Postprocessing operations are applied to the generated data after the scene rendering is complete. One common postprocessing task is generating bounding box annotations from the instance and semantic segmentation outputs.

Bounding Box Generation

The syclops_postprocessing_bounding_boxes plugin is used to generate bounding box annotations in the YOLO format from the instance and semantic segmentation images.

postprocessing:
  syclops_postprocessing_bounding_boxes:
    - type: "YOLO" 
      classes_to_skip: [0, 1] # List of class ids to exclude from bounding boxes
      id: yolo_bound_boxes
      sources: ["main_cam_instance", "main_cam_semantic"] # Names of instance and semantic outputs

The key parameters are:

type: The output format, in this case "YOLO" for the YOLO bounding box format.
classes_to_skip: A list of class ids to exclude from the bounding box generation.
id: A unique identifier for this postprocessing output.
sources: The names of the instance and semantic segmentation outputs to use as sources.

Algorithm

The bounding box generation algorithm works as follows:

Load the instance and semantic segmentation images for the current frame.
Create a mask of pixels to skip based on the classes_to_skip list.
Find all unique remaining instance ids after applying the skip mask.
For each instance id:
- Find the class ids associated with that instance, excluding low pixel count classes.
- If multiple_bb_per_instance is enabled, generate one bounding box per class id.
- Otherwise, use the main class id and generate one bounding box.
Write the bounding boxes in YOLO format to an output file.
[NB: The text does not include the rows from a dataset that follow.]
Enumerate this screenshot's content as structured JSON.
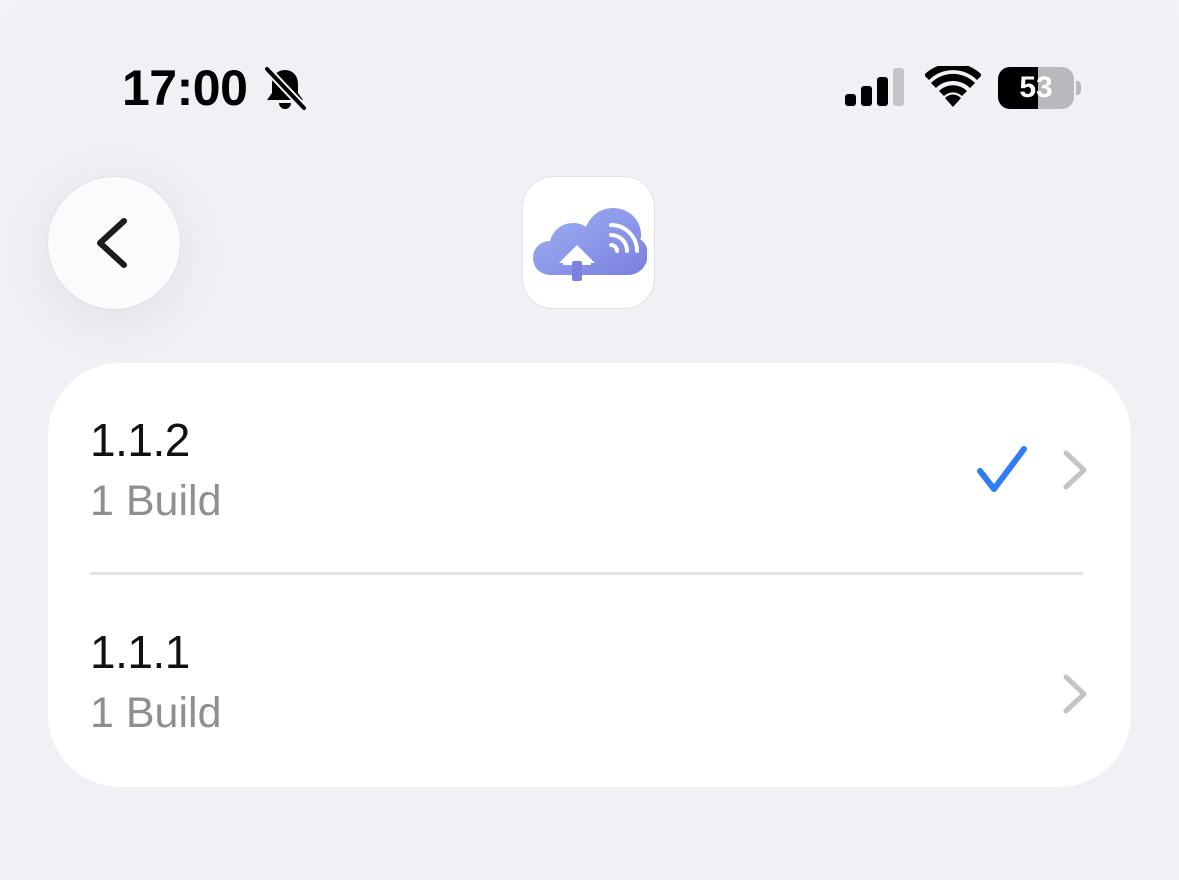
{
  "status_bar": {
    "time": "17:00",
    "battery_level": "53",
    "battery_fraction": 0.53,
    "icons": [
      "bell-slash-icon",
      "cellular-signal-icon",
      "wifi-icon",
      "battery-icon"
    ]
  },
  "nav": {
    "back_icon": "chevron-left-icon",
    "app_icon": "cloud-home-wifi-icon"
  },
  "versions": [
    {
      "version": "1.1.2",
      "builds": "1 Build",
      "selected": true
    },
    {
      "version": "1.1.1",
      "builds": "1 Build",
      "selected": false
    }
  ],
  "colors": {
    "background": "#f0f0f5",
    "card": "#ffffff",
    "accent": "#2f7cf6",
    "secondary_text": "#8e8e93",
    "chevron": "#c4c4c7"
  }
}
The bounding box coordinates are calculated from the pixel extents of each instance mask for the given class id(s).

Output

The bounding box output is generated as a text file in the YOLO format for each frame, located in the <sensor_name>_annotations/bounding_box/ folder. Each line represents one bounding box:

<class_id> <x_center> <y_center> <width> <height>

The coordinates are normalized between 0-1 based on the image width/height.